Chapter 14

2.8K 195 27
                                    

Beberapa bulan sebelumnya ...

"Pak Anthony meminta saya buat bertemu dengan anak perempuannya. Apakah itu rencana Mamah?" Ashraf menatap ibunya dan usai meminum teh, wanita itu hanya tersenyum.

"Mah, bukannya saya pernah bilang, kalau saya nggak akan menikah?"

Wanita itu lantas menatap putra satu-satunya. "Ashraf ...."

Ashraf mengalihkan pandangannya ke luar jendela yang terbuka dan langsung mengarah ke taman panti.

"Ashraf, kamu mungkin pernah gagal, tapi bukan berarti kamu bisa menghukum diri kamu seperti itu ...."

"...."

"Mamah tidak mau melihat kamu kesepian, Nak. Kamu harus hidup bahagia, bersama pasangan kamu, anak-anak kamu, hingga tua nanti. Hidup kamu harus lebih baik dari mamah, Nak ...."

"Maaf, Mah. Saya nggak bisa."

Wanita itu lantas meraih tangan Ashraf untuk digenggamnya. "Ashraf ... bagaimana kalau itu adalah permintaan pertama dan terakhir mamah, sebelum mamah pergi untuk selamanya?"

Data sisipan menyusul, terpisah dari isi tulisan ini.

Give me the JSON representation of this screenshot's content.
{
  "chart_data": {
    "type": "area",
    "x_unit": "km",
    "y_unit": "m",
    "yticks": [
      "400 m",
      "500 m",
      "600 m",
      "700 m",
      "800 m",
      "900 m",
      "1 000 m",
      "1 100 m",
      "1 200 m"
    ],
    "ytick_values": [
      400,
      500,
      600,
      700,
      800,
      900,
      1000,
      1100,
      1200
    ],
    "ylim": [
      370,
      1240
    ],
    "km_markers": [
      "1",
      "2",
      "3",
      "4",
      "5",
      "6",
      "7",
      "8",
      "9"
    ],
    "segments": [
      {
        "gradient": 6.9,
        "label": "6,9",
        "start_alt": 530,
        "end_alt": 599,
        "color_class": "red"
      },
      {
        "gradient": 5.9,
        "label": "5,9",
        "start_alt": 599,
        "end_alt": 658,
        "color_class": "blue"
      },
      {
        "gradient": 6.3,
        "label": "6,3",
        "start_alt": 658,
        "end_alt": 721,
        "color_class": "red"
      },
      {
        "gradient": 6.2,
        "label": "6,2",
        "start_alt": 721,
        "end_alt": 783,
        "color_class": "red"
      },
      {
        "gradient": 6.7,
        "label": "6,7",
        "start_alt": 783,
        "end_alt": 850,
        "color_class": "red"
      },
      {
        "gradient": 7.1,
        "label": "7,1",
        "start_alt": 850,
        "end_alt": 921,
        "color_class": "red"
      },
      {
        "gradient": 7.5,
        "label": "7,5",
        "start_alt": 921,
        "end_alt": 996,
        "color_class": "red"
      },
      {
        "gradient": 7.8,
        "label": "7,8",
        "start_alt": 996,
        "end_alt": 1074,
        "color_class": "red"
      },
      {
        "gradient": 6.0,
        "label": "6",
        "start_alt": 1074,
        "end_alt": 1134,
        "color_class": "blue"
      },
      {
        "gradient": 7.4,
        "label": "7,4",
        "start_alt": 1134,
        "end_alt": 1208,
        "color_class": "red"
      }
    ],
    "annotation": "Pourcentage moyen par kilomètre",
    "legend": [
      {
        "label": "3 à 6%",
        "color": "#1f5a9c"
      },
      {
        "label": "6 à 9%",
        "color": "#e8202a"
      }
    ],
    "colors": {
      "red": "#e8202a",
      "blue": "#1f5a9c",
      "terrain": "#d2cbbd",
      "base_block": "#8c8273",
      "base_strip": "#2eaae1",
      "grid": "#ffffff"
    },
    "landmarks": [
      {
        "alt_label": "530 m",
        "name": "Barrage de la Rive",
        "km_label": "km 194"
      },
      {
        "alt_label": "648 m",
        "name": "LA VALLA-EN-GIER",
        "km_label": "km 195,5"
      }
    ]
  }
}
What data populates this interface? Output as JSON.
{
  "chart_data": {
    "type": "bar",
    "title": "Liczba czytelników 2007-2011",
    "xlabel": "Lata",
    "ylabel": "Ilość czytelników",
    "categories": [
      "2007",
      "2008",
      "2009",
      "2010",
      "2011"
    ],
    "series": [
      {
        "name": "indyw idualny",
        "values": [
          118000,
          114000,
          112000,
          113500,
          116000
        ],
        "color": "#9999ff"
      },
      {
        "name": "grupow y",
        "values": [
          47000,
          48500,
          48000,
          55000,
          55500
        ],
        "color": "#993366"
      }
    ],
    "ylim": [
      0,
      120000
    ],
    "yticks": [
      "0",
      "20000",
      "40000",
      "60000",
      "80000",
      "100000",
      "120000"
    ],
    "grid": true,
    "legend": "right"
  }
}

Perkataan itu berhasil membuat Ashraf bergeming cukup lama, hingga akhirnya Ashraf pun menatap ibunya.

***

Saat ini ...

Tengah malam, Rine terbangun dari tidurnya. Ia melirik sisi kanannya, ternyata Ashraf tak berada di ranjang. Saat melihat jam di ponsel, waktu menunjukkan pukul 2 dini hari. Akhirnya Rine memutuskan untuk memeriksa ruang kerja Ashraf, dan benar saja, lelaki itu masih duduk termenung di kursi kerja menatap layar laptop-nya. Lelaki itu bahkan tak sadar bahwa kini Rine berdiri di ambang pintu sedang menatapnya. Rine berpikir, apakah Ashraf masih risau sehingga lelaki itu masih terjaga hingga larut malam seperti ini? Well, dari sorot matanya, ia memang seperti sedang memikirkan banyak hal. Lamunan Ashraf pun buyar ketika Rine mengetuk pintu, ia menatap Rine yang kini berjalan menghampirinya. Rine bersandar di meja kerja Ashraf, ia melirik laptop Ashraf yang masih menyala.

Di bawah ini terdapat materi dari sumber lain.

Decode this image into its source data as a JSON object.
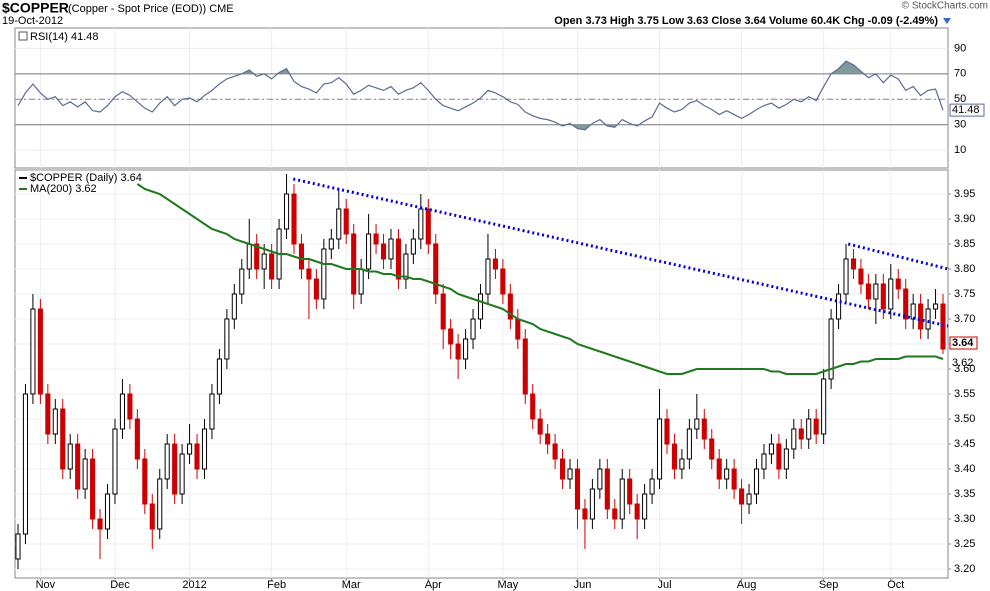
{
  "chart_data": [
    {
      "type": "line",
      "title": "$COPPER",
      "subtitle": "(Copper - Spot Price (EOD)) CME",
      "date": "19-Oct-2012",
      "quote": "Open 3.73 High 3.75 Low 3.63 Close 3.64 Volume 60.4K Chg -0.09 (-2.49%)",
      "credit": "© StockCharts.com",
      "series": [
        {
          "name": "RSI(14) 41.48",
          "color": "#5a6c94",
          "fill_color": "#7f9a9a",
          "values": [
            45,
            55,
            62,
            55,
            50,
            52,
            45,
            48,
            44,
            48,
            41,
            40,
            45,
            52,
            56,
            53,
            48,
            43,
            40,
            47,
            52,
            45,
            50,
            51,
            48,
            53,
            57,
            62,
            66,
            68,
            70,
            73,
            68,
            70,
            66,
            71,
            74,
            64,
            60,
            58,
            55,
            62,
            63,
            67,
            62,
            54,
            57,
            61,
            59,
            57,
            60,
            54,
            57,
            59,
            63,
            57,
            50,
            45,
            43,
            41,
            44,
            47,
            51,
            57,
            55,
            52,
            48,
            46,
            40,
            37,
            35,
            34,
            32,
            29,
            31,
            27,
            26,
            31,
            34,
            29,
            28,
            34,
            31,
            29,
            33,
            36,
            47,
            43,
            40,
            42,
            47,
            49,
            45,
            42,
            38,
            41,
            38,
            35,
            38,
            42,
            45,
            47,
            43,
            46,
            50,
            48,
            52,
            49,
            60,
            70,
            74,
            80,
            77,
            72,
            67,
            70,
            63,
            69,
            66,
            57,
            60,
            53,
            57,
            58,
            41.48
          ]
        }
      ],
      "overbought": 70,
      "oversold": 30,
      "midline": 50,
      "ylim": [
        -4,
        106
      ],
      "yticks": [
        10,
        30,
        50,
        70,
        90
      ],
      "grid": true
    },
    {
      "type": "candlestick",
      "series": [
        {
          "name": "$COPPER (Daily) 3.64",
          "up_color": "#000000",
          "down_color": "#cc0000",
          "open": [
            3.22,
            3.27,
            3.55,
            3.72,
            3.55,
            3.47,
            3.52,
            3.4,
            3.45,
            3.36,
            3.42,
            3.3,
            3.28,
            3.35,
            3.48,
            3.55,
            3.5,
            3.42,
            3.33,
            3.28,
            3.38,
            3.45,
            3.35,
            3.43,
            3.45,
            3.4,
            3.48,
            3.55,
            3.62,
            3.7,
            3.75,
            3.8,
            3.85,
            3.8,
            3.83,
            3.78,
            3.88,
            3.95,
            3.85,
            3.8,
            3.78,
            3.74,
            3.84,
            3.86,
            3.92,
            3.87,
            3.75,
            3.8,
            3.87,
            3.85,
            3.82,
            3.86,
            3.78,
            3.83,
            3.86,
            3.92,
            3.85,
            3.75,
            3.68,
            3.65,
            3.62,
            3.66,
            3.7,
            3.75,
            3.82,
            3.8,
            3.75,
            3.7,
            3.66,
            3.55,
            3.5,
            3.47,
            3.45,
            3.42,
            3.38,
            3.4,
            3.32,
            3.3,
            3.36,
            3.4,
            3.32,
            3.3,
            3.38,
            3.33,
            3.3,
            3.35,
            3.38,
            3.5,
            3.45,
            3.4,
            3.42,
            3.48,
            3.5,
            3.46,
            3.42,
            3.38,
            3.4,
            3.36,
            3.33,
            3.35,
            3.4,
            3.43,
            3.45,
            3.4,
            3.44,
            3.48,
            3.46,
            3.5,
            3.47,
            3.58,
            3.7,
            3.75,
            3.82,
            3.8,
            3.77,
            3.74,
            3.77,
            3.72,
            3.78,
            3.76,
            3.7,
            3.73,
            3.68,
            3.72,
            3.73
          ],
          "high": [
            3.29,
            3.57,
            3.75,
            3.74,
            3.57,
            3.54,
            3.54,
            3.47,
            3.47,
            3.44,
            3.44,
            3.32,
            3.37,
            3.5,
            3.58,
            3.57,
            3.52,
            3.44,
            3.35,
            3.4,
            3.47,
            3.47,
            3.45,
            3.49,
            3.47,
            3.5,
            3.57,
            3.64,
            3.72,
            3.77,
            3.82,
            3.9,
            3.87,
            3.85,
            3.85,
            3.9,
            3.99,
            3.97,
            3.87,
            3.82,
            3.8,
            3.86,
            3.88,
            3.96,
            3.94,
            3.89,
            3.82,
            3.91,
            3.89,
            3.87,
            3.88,
            3.88,
            3.85,
            3.88,
            3.95,
            3.94,
            3.87,
            3.77,
            3.7,
            3.67,
            3.68,
            3.72,
            3.77,
            3.87,
            3.84,
            3.82,
            3.77,
            3.72,
            3.68,
            3.57,
            3.52,
            3.49,
            3.47,
            3.44,
            3.42,
            3.42,
            3.34,
            3.38,
            3.42,
            3.42,
            3.34,
            3.4,
            3.4,
            3.35,
            3.37,
            3.4,
            3.56,
            3.52,
            3.47,
            3.44,
            3.5,
            3.55,
            3.52,
            3.48,
            3.44,
            3.42,
            3.42,
            3.38,
            3.37,
            3.42,
            3.45,
            3.47,
            3.47,
            3.46,
            3.5,
            3.5,
            3.52,
            3.52,
            3.6,
            3.72,
            3.77,
            3.85,
            3.84,
            3.82,
            3.79,
            3.79,
            3.79,
            3.81,
            3.8,
            3.78,
            3.75,
            3.75,
            3.74,
            3.76,
            3.75
          ],
          "low": [
            3.2,
            3.25,
            3.53,
            3.53,
            3.45,
            3.45,
            3.38,
            3.38,
            3.34,
            3.34,
            3.28,
            3.22,
            3.26,
            3.33,
            3.46,
            3.48,
            3.4,
            3.31,
            3.24,
            3.26,
            3.36,
            3.33,
            3.33,
            3.41,
            3.38,
            3.38,
            3.46,
            3.53,
            3.6,
            3.68,
            3.73,
            3.78,
            3.78,
            3.76,
            3.76,
            3.76,
            3.86,
            3.83,
            3.78,
            3.7,
            3.72,
            3.72,
            3.82,
            3.84,
            3.85,
            3.72,
            3.73,
            3.78,
            3.83,
            3.8,
            3.8,
            3.76,
            3.76,
            3.81,
            3.84,
            3.83,
            3.73,
            3.64,
            3.62,
            3.58,
            3.6,
            3.64,
            3.68,
            3.73,
            3.78,
            3.73,
            3.68,
            3.64,
            3.53,
            3.48,
            3.45,
            3.43,
            3.4,
            3.36,
            3.36,
            3.28,
            3.24,
            3.28,
            3.34,
            3.3,
            3.28,
            3.28,
            3.31,
            3.26,
            3.28,
            3.33,
            3.36,
            3.43,
            3.38,
            3.38,
            3.4,
            3.46,
            3.44,
            3.4,
            3.36,
            3.36,
            3.34,
            3.29,
            3.31,
            3.33,
            3.38,
            3.41,
            3.38,
            3.38,
            3.42,
            3.44,
            3.44,
            3.45,
            3.45,
            3.56,
            3.68,
            3.73,
            3.78,
            3.75,
            3.72,
            3.69,
            3.7,
            3.7,
            3.74,
            3.68,
            3.68,
            3.66,
            3.66,
            3.7,
            3.63
          ],
          "close": [
            3.27,
            3.55,
            3.72,
            3.55,
            3.47,
            3.52,
            3.4,
            3.45,
            3.36,
            3.42,
            3.3,
            3.28,
            3.35,
            3.48,
            3.55,
            3.5,
            3.42,
            3.33,
            3.28,
            3.38,
            3.45,
            3.35,
            3.43,
            3.45,
            3.4,
            3.48,
            3.55,
            3.62,
            3.7,
            3.75,
            3.8,
            3.85,
            3.8,
            3.83,
            3.78,
            3.88,
            3.95,
            3.85,
            3.8,
            3.78,
            3.74,
            3.84,
            3.86,
            3.92,
            3.87,
            3.75,
            3.8,
            3.87,
            3.85,
            3.82,
            3.86,
            3.78,
            3.83,
            3.86,
            3.92,
            3.85,
            3.75,
            3.68,
            3.65,
            3.62,
            3.66,
            3.7,
            3.75,
            3.82,
            3.8,
            3.75,
            3.7,
            3.66,
            3.55,
            3.5,
            3.47,
            3.45,
            3.42,
            3.38,
            3.4,
            3.32,
            3.3,
            3.36,
            3.4,
            3.32,
            3.3,
            3.38,
            3.33,
            3.3,
            3.35,
            3.38,
            3.5,
            3.45,
            3.4,
            3.42,
            3.48,
            3.5,
            3.46,
            3.42,
            3.38,
            3.4,
            3.36,
            3.33,
            3.35,
            3.4,
            3.43,
            3.45,
            3.4,
            3.44,
            3.48,
            3.46,
            3.5,
            3.47,
            3.58,
            3.7,
            3.75,
            3.82,
            3.8,
            3.77,
            3.74,
            3.77,
            3.72,
            3.78,
            3.76,
            3.7,
            3.73,
            3.68,
            3.72,
            3.73,
            3.64
          ]
        },
        {
          "name": "MA(200) 3.62",
          "color": "#1f7a1f",
          "values": [
            null,
            null,
            null,
            null,
            null,
            null,
            null,
            null,
            null,
            null,
            null,
            null,
            null,
            null,
            null,
            null,
            3.97,
            3.96,
            3.955,
            3.95,
            3.94,
            3.93,
            3.92,
            3.91,
            3.9,
            3.89,
            3.88,
            3.875,
            3.87,
            3.86,
            3.855,
            3.85,
            3.845,
            3.84,
            3.835,
            3.83,
            3.83,
            3.825,
            3.82,
            3.82,
            3.815,
            3.81,
            3.81,
            3.805,
            3.8,
            3.8,
            3.8,
            3.795,
            3.795,
            3.79,
            3.79,
            3.785,
            3.785,
            3.78,
            3.78,
            3.775,
            3.77,
            3.765,
            3.76,
            3.75,
            3.745,
            3.74,
            3.735,
            3.73,
            3.725,
            3.72,
            3.71,
            3.7,
            3.695,
            3.69,
            3.68,
            3.675,
            3.67,
            3.665,
            3.66,
            3.65,
            3.645,
            3.64,
            3.635,
            3.63,
            3.625,
            3.62,
            3.615,
            3.61,
            3.605,
            3.6,
            3.595,
            3.59,
            3.59,
            3.59,
            3.595,
            3.6,
            3.6,
            3.6,
            3.6,
            3.6,
            3.6,
            3.6,
            3.6,
            3.6,
            3.6,
            3.595,
            3.595,
            3.59,
            3.59,
            3.59,
            3.59,
            3.59,
            3.595,
            3.6,
            3.605,
            3.61,
            3.61,
            3.615,
            3.615,
            3.62,
            3.62,
            3.62,
            3.62,
            3.625,
            3.625,
            3.625,
            3.625,
            3.625,
            3.62
          ]
        }
      ],
      "trendlines": [
        {
          "color": "#0000dd",
          "x": [
            36.9,
            124.7
          ],
          "y": [
            3.98,
            3.686
          ]
        },
        {
          "color": "#0000dd",
          "x": [
            111.3,
            124.7
          ],
          "y": [
            3.85,
            3.8
          ]
        }
      ],
      "ylim": [
        3.182,
        3.998
      ],
      "yticks": [
        {
          "value": 3.2,
          "label": "3.20"
        },
        3.25,
        {
          "value": 3.3,
          "label": "3.30"
        },
        3.35,
        {
          "value": 3.4,
          "label": "3.40"
        },
        3.45,
        {
          "value": 3.5,
          "label": "3.50"
        },
        3.55,
        {
          "value": 3.6,
          "label": "3.60"
        },
        3.65,
        {
          "value": 3.7,
          "label": "3.70"
        },
        3.75,
        {
          "value": 3.8,
          "label": "3.80"
        },
        3.85,
        {
          "value": 3.9,
          "label": "3.90"
        },
        3.95
      ],
      "xticks": [
        {
          "value": 3,
          "label": "Nov"
        },
        {
          "value": 13,
          "label": "Dec"
        },
        {
          "value": 23,
          "label": "2012"
        },
        {
          "value": 34,
          "label": "Feb"
        },
        {
          "value": 44,
          "label": "Mar"
        },
        {
          "value": 55,
          "label": "Apr"
        },
        {
          "value": 65,
          "label": "May"
        },
        {
          "value": 75,
          "label": "Jun"
        },
        {
          "value": 86,
          "label": "Jul"
        },
        {
          "value": 97,
          "label": "Aug"
        },
        {
          "value": 108,
          "label": "Sep"
        },
        {
          "value": 117,
          "label": "Oct"
        }
      ],
      "grid": true
    }
  ]
}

"Kerjaan kamu masih banyak?"

Ashraf menggeleng, ia sedikit mendongak untuk menatap Rine di hadapannya. "Kamu kenapa belum tidur?"

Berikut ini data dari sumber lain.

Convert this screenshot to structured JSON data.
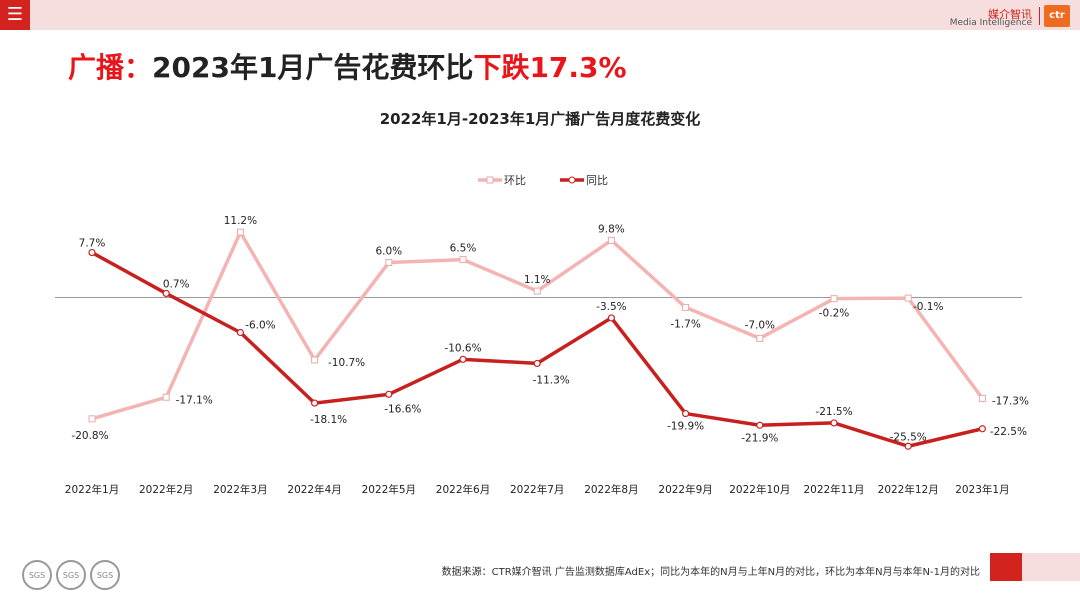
{
  "header": {
    "menu_icon": "menu-icon",
    "logo_cn": "媒介智讯",
    "logo_en": "Media Intelligence",
    "logo_mark": "ctr"
  },
  "headline": {
    "prefix": "广播：",
    "main": "2023年1月广告花费环比",
    "highlight": "下跌17.3%"
  },
  "colors": {
    "mom": "#f4b4b4",
    "yoy": "#c8201f",
    "accent": "#e8151a"
  },
  "chart_data": {
    "type": "line",
    "title": "2022年1月-2023年1月广播广告月度花费变化",
    "legend_position": "top-center",
    "categories": [
      "2022年1月",
      "2022年2月",
      "2022年3月",
      "2022年4月",
      "2022年5月",
      "2022年6月",
      "2022年7月",
      "2022年8月",
      "2022年9月",
      "2022年10月",
      "2022年11月",
      "2022年12月",
      "2023年1月"
    ],
    "ylim": [
      -27,
      15
    ],
    "zero_line": true,
    "series": [
      {
        "name": "环比",
        "values": [
          -20.8,
          -17.1,
          11.2,
          -10.7,
          6.0,
          6.5,
          1.1,
          9.8,
          -1.7,
          -7.0,
          -0.2,
          -0.1,
          -17.3
        ],
        "labels": [
          "-20.8%",
          "-17.1%",
          "11.2%",
          "-10.7%",
          "6.0%",
          "6.5%",
          "1.1%",
          "9.8%",
          "-1.7%",
          "-7.0%",
          "-0.2%",
          "-0.1%",
          "-17.3%"
        ]
      },
      {
        "name": "同比",
        "values": [
          7.7,
          0.7,
          -6.0,
          -18.1,
          -16.6,
          -10.6,
          -11.3,
          -3.5,
          -19.9,
          -21.9,
          -21.5,
          -25.5,
          -22.5
        ],
        "labels": [
          "7.7%",
          "0.7%",
          "-6.0%",
          "-18.1%",
          "-16.6%",
          "-10.6%",
          "-11.3%",
          "-3.5%",
          "-19.9%",
          "-21.9%",
          "-21.5%",
          "-25.5%",
          "-22.5%"
        ]
      }
    ]
  },
  "footer": {
    "source_note": "数据来源：CTR媒介智讯 广告监测数据库AdEx；同比为本年的N月与上年N月的对比，环比为本年N月与本年N-1月的对比",
    "badge_text": "SGS"
  }
}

"Udah. Tapi tadi kebangun."

Ashraf lantas melihat jam dinding dan nampaknya lelaki itu baru menyadari waktu saat ini. Ia membuang napas panjang lalu merapihkan meja kerjanya. Gerakannya tiba-tiba terhenti, Ashraf terdiam sesaat.

"Rine?"

"Hm?"

Ashraf kembali terdiam cukup lama, ia terlihat berpikir kemudian menggelengkan kepalanya dan tersenyum samar.

"Ayo." Ajak Ashraf untuk keluar dari ruang kerjanya, sementara itu Rine hanya menatap Ashraf lekat. Dalam benaknya ia bertanya-tanya, apakah seberat itu hal yang mengusik pikirannya?

***

Waktu makan siang Rine dihabiskan bersama Moni untuk makan dan berkeliling di Mall. Tapi, tak lengkap rasanya jika hanya berkeliling tanpa membeli apapun, dan Rine pun memasuki salah satu toko untuk membeli reed diffuser. Ia memilih aroma yang menurutnya sesuai sebelum memutuskan untuk membeli.

"Kalau boleh tahu, untuk diletakkan di ruangan mana, Bu?" Tanya Pramuniaga yang mendampingi Rine.

"Buat di ruang kerja. Kira-kira aroma apa ya yang cocok? Tapi jangan yang strong, saya mau aromanya yang lembut dan bikin relax."